Watts, who was ready to pack up and go home after finishing filming (but persuaded to stay by Nicole Kidman) is outstanding in this film. To begin with her performance looks dreadful but this is because the story exists in a hyper-real version of reality where her innocence and joy is amplified. When she engages her true acting chops, in a scene where Betty is doing a seedy feeling audition, she is very impressive. Then what we’ve come to expect from Watts shines through in the gritter ‘realer’ scenes toward the end of the film where at least one veil is lifted by Lynch. Performances by other actors are quite wooden (as they generally are in Lynch’s films) and that sadly includes Justin Theroux, as a golf club wielding director manipulated by the mob in his choice of lead actor, despite getting (or ad-libbing) some of the best lines.

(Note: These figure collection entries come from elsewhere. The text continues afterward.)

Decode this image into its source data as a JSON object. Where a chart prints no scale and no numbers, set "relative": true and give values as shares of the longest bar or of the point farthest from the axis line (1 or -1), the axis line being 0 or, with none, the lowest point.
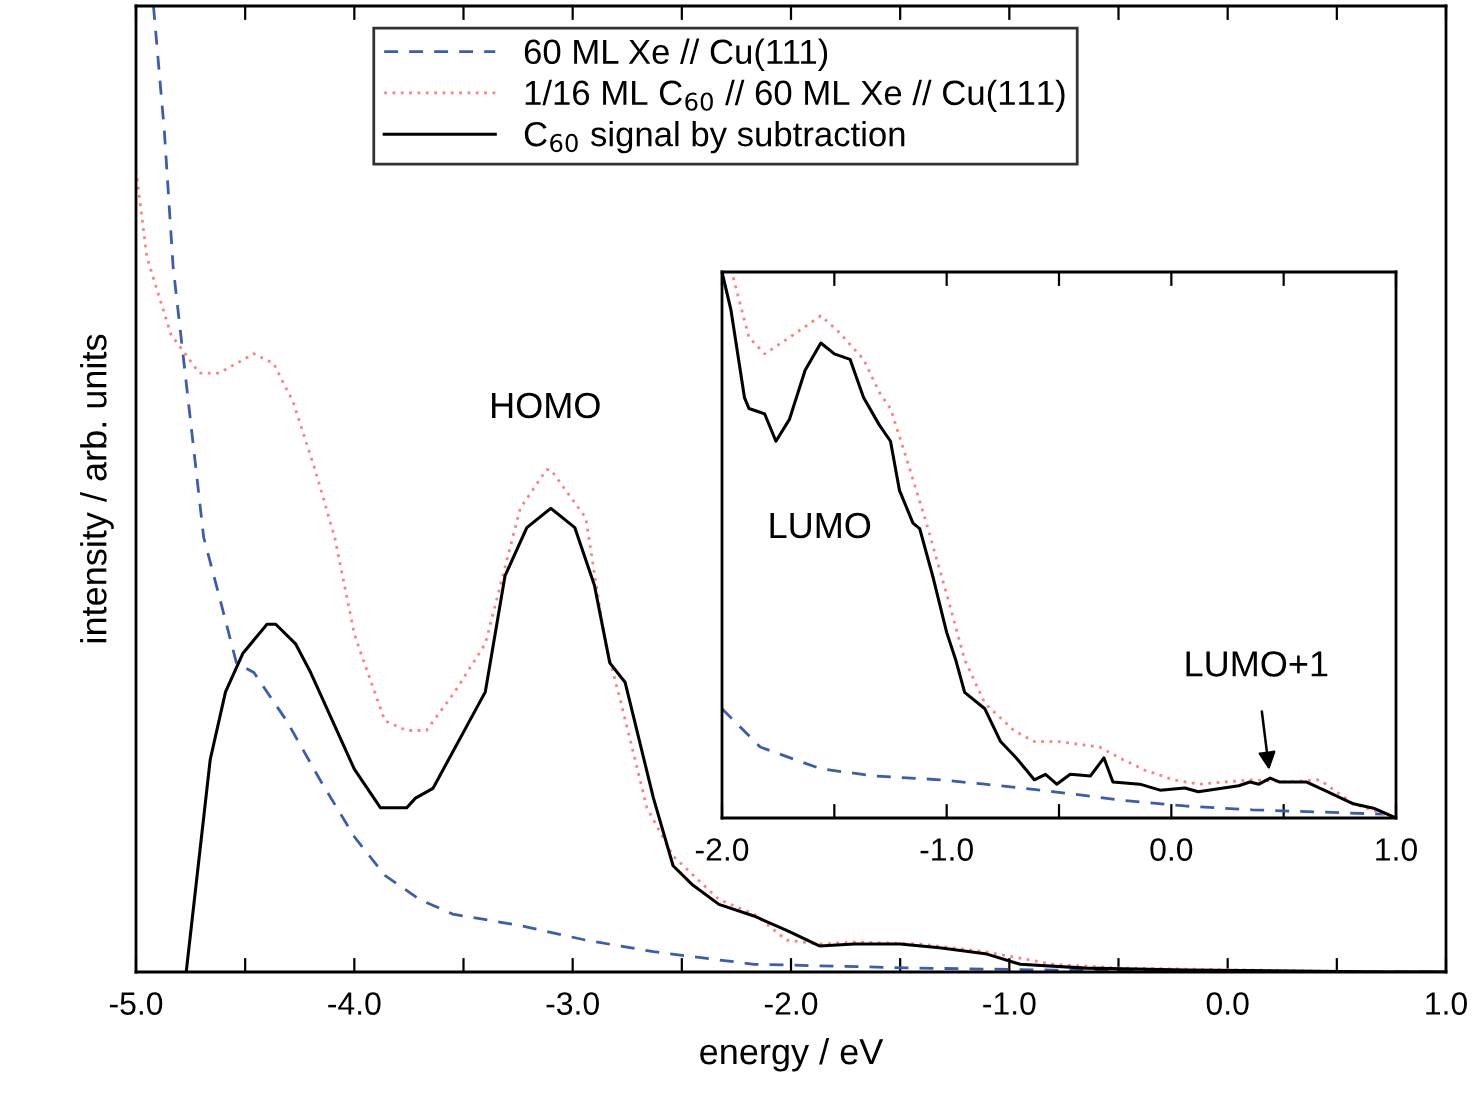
{
  "chart_data": [
    {
      "type": "line",
      "relative": true,
      "xlabel": "energy / eV",
      "ylabel": "intensity / arb. units",
      "legend": "top",
      "xlim": [
        -5.0,
        1.0
      ],
      "xticks": [
        {
          "value": -5,
          "label": "-5.0"
        },
        {
          "value": -4.5,
          "label": null
        },
        {
          "value": -4,
          "label": "-4.0"
        },
        {
          "value": -3.5,
          "label": null
        },
        {
          "value": -3,
          "label": "-3.0"
        },
        {
          "value": -2.5,
          "label": null
        },
        {
          "value": -2,
          "label": "-2.0"
        },
        {
          "value": -1.5,
          "label": null
        },
        {
          "value": -1,
          "label": "-1.0"
        },
        {
          "value": -0.5,
          "label": null
        },
        {
          "value": 0,
          "label": "0.0"
        },
        {
          "value": 0.5,
          "label": null
        },
        {
          "value": 1,
          "label": "1.0"
        }
      ],
      "series": [
        {
          "name": "60 ML Xe // Cu(111)",
          "color": "#3a5db0",
          "line_style": "dashed",
          "x": [
            -4.92,
            -4.87,
            -4.83,
            -4.78,
            -4.69,
            -4.62,
            -4.54,
            -4.46,
            -4.31,
            -4.16,
            -4.0,
            -3.86,
            -3.7,
            -3.55,
            -3.24,
            -2.94,
            -2.63,
            -2.17,
            -1.41,
            -0.8,
            0.72,
            1.0
          ],
          "values": [
            1.0,
            0.87,
            0.73,
            0.63,
            0.45,
            0.39,
            0.32,
            0.31,
            0.26,
            0.2,
            0.14,
            0.1,
            0.075,
            0.06,
            0.048,
            0.033,
            0.021,
            0.008,
            0.004,
            0.002,
            0.0,
            0.0
          ]
        },
        {
          "name": "1/16 ML C$_{60}$ // 60 ML Xe // Cu(111)",
          "color": "#ff8080",
          "line_style": "dotted",
          "x": [
            -5.0,
            -4.95,
            -4.84,
            -4.71,
            -4.62,
            -4.46,
            -4.37,
            -4.28,
            -4.18,
            -4.09,
            -4.0,
            -3.97,
            -3.86,
            -3.76,
            -3.67,
            -3.54,
            -3.4,
            -3.24,
            -3.12,
            -3.1,
            -2.94,
            -2.85,
            -2.78,
            -2.66,
            -2.54,
            -2.33,
            -2.17,
            -2.02,
            -1.87,
            -1.71,
            -1.41,
            -1.11,
            -0.8,
            -0.49,
            0.72,
            1.0
          ],
          "values": [
            0.83,
            0.74,
            0.66,
            0.62,
            0.62,
            0.64,
            0.63,
            0.59,
            0.52,
            0.45,
            0.35,
            0.33,
            0.26,
            0.25,
            0.25,
            0.29,
            0.34,
            0.48,
            0.52,
            0.52,
            0.47,
            0.34,
            0.28,
            0.17,
            0.12,
            0.075,
            0.06,
            0.033,
            0.029,
            0.031,
            0.029,
            0.021,
            0.008,
            0.004,
            0.0,
            0.0
          ]
        },
        {
          "name": "C$_{60}$ signal by subtraction",
          "color": "#000000",
          "line_style": "solid",
          "x": [
            -4.77,
            -4.66,
            -4.59,
            -4.51,
            -4.4,
            -4.36,
            -4.27,
            -4.2,
            -4.0,
            -3.88,
            -3.82,
            -3.76,
            -3.72,
            -3.64,
            -3.4,
            -3.31,
            -3.21,
            -3.1,
            -2.99,
            -2.9,
            -2.83,
            -2.76,
            -2.63,
            -2.54,
            -2.45,
            -2.33,
            -2.17,
            -2.02,
            -1.87,
            -1.71,
            -1.5,
            -1.32,
            -1.11,
            -0.95,
            -0.65,
            -0.19,
            0.72,
            1.0
          ],
          "values": [
            0.0,
            0.22,
            0.29,
            0.33,
            0.36,
            0.36,
            0.34,
            0.31,
            0.21,
            0.17,
            0.17,
            0.17,
            0.18,
            0.19,
            0.29,
            0.41,
            0.46,
            0.48,
            0.46,
            0.4,
            0.32,
            0.3,
            0.18,
            0.11,
            0.09,
            0.07,
            0.058,
            0.043,
            0.027,
            0.029,
            0.029,
            0.025,
            0.019,
            0.008,
            0.004,
            0.002,
            0.0,
            0.0
          ]
        }
      ],
      "annotations": [
        {
          "text": "HOMO",
          "x": -3.1,
          "y": 0.52
        }
      ]
    },
    {
      "type": "line",
      "relative": true,
      "xlim": [
        -2.0,
        1.0
      ],
      "xticks": [
        {
          "value": -2,
          "label": "-2.0"
        },
        {
          "value": -1.5,
          "label": null
        },
        {
          "value": -1,
          "label": "-1.0"
        },
        {
          "value": -0.5,
          "label": null
        },
        {
          "value": 0,
          "label": "0.0"
        },
        {
          "value": 0.5,
          "label": null
        },
        {
          "value": 1,
          "label": "1.0"
        }
      ],
      "series": [
        {
          "color": "#3a5db0",
          "line_style": "dashed",
          "x": [
            -2.0,
            -1.83,
            -1.56,
            -1.32,
            -1.03,
            -0.83,
            -0.52,
            -0.23,
            0.06,
            0.36,
            0.95
          ],
          "values": [
            0.2,
            0.13,
            0.09,
            0.077,
            0.07,
            0.062,
            0.048,
            0.033,
            0.022,
            0.015,
            0.007
          ]
        },
        {
          "color": "#ff8080",
          "line_style": "dotted",
          "x": [
            -1.95,
            -1.88,
            -1.81,
            -1.7,
            -1.56,
            -1.48,
            -1.37,
            -1.3,
            -1.25,
            -1.18,
            -1.09,
            -1.0,
            -0.92,
            -0.83,
            -0.7,
            -0.61,
            -0.5,
            -0.32,
            -0.23,
            -0.12,
            0.01,
            0.12,
            0.36,
            0.51,
            0.66,
            0.81,
            1.0
          ],
          "values": [
            0.99,
            0.88,
            0.85,
            0.88,
            0.92,
            0.89,
            0.84,
            0.78,
            0.75,
            0.66,
            0.54,
            0.41,
            0.29,
            0.21,
            0.16,
            0.14,
            0.14,
            0.13,
            0.11,
            0.088,
            0.07,
            0.062,
            0.07,
            0.066,
            0.07,
            0.026,
            0.0
          ]
        },
        {
          "color": "#000000",
          "line_style": "solid",
          "x": [
            -2.0,
            -1.96,
            -1.9,
            -1.88,
            -1.81,
            -1.76,
            -1.7,
            -1.63,
            -1.56,
            -1.5,
            -1.43,
            -1.37,
            -1.3,
            -1.25,
            -1.21,
            -1.15,
            -1.12,
            -1.06,
            -1.0,
            -0.96,
            -0.92,
            -0.83,
            -0.76,
            -0.69,
            -0.61,
            -0.56,
            -0.51,
            -0.45,
            -0.36,
            -0.3,
            -0.26,
            -0.14,
            -0.05,
            0.06,
            0.12,
            0.3,
            0.35,
            0.39,
            0.44,
            0.48,
            0.6,
            0.68,
            0.81,
            0.9,
            1.0
          ],
          "values": [
            1.0,
            0.93,
            0.77,
            0.75,
            0.74,
            0.69,
            0.73,
            0.82,
            0.87,
            0.85,
            0.84,
            0.77,
            0.72,
            0.69,
            0.6,
            0.54,
            0.53,
            0.44,
            0.34,
            0.29,
            0.23,
            0.2,
            0.14,
            0.11,
            0.07,
            0.08,
            0.062,
            0.08,
            0.077,
            0.11,
            0.066,
            0.062,
            0.051,
            0.055,
            0.048,
            0.059,
            0.066,
            0.062,
            0.073,
            0.066,
            0.066,
            0.051,
            0.026,
            0.018,
            0.0
          ]
        }
      ],
      "annotations": [
        "LUMO",
        {
          "text": "LUMO+1",
          "x": 0.44,
          "y": 0.073
        }
      ]
    }
  ]
}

Alexander Revisited: The Final Cut (2007) is a 213-minute attempt by Oliver Stone to polish his 2004 movie into a epic shape to rival the likes of Spartacus and Ben Hur complete with an intermission. In terms of the sheer amount of historical inaccuracies he’s done a really good job of emulating the farcical Golden Age epics, from the size of the horses, the time-travelling lighthouse at Alexandria, who lived/died where and when etc. etc.

There’s also the predominantly British cast’s mostly Irish accents and Angelina Joile’s Russian accent to contend with. There’s a lot of familiar faces from Game of Thrones among them. It’s a hot mess and I’m not at all surprised that this ‘Final’ cut, which followed a shorter Director’s Cut, was followed a few years later by an ‘Ultimate’ cut (in which Stone took some stuff back out) giving us three different attempts to get the edit right after the initial theatrical release.

I enjoyed it from the point of view of just watching and digesting a massive quantity of movie. I like movies (you might have noticed) and to be able to chow down on something so bountiful was great. There’s no logic to the opening battle sequence but it works better at the start of the film and the homoerotic interplay between Colin Farrell in the titular role and Jared Leto (the star of the whole thing imo) as Hephaistion is captivating. I also didn’t remember that Rosario Dawson is in very good form as Alexander’s ‘barbarian’ wife Roxane.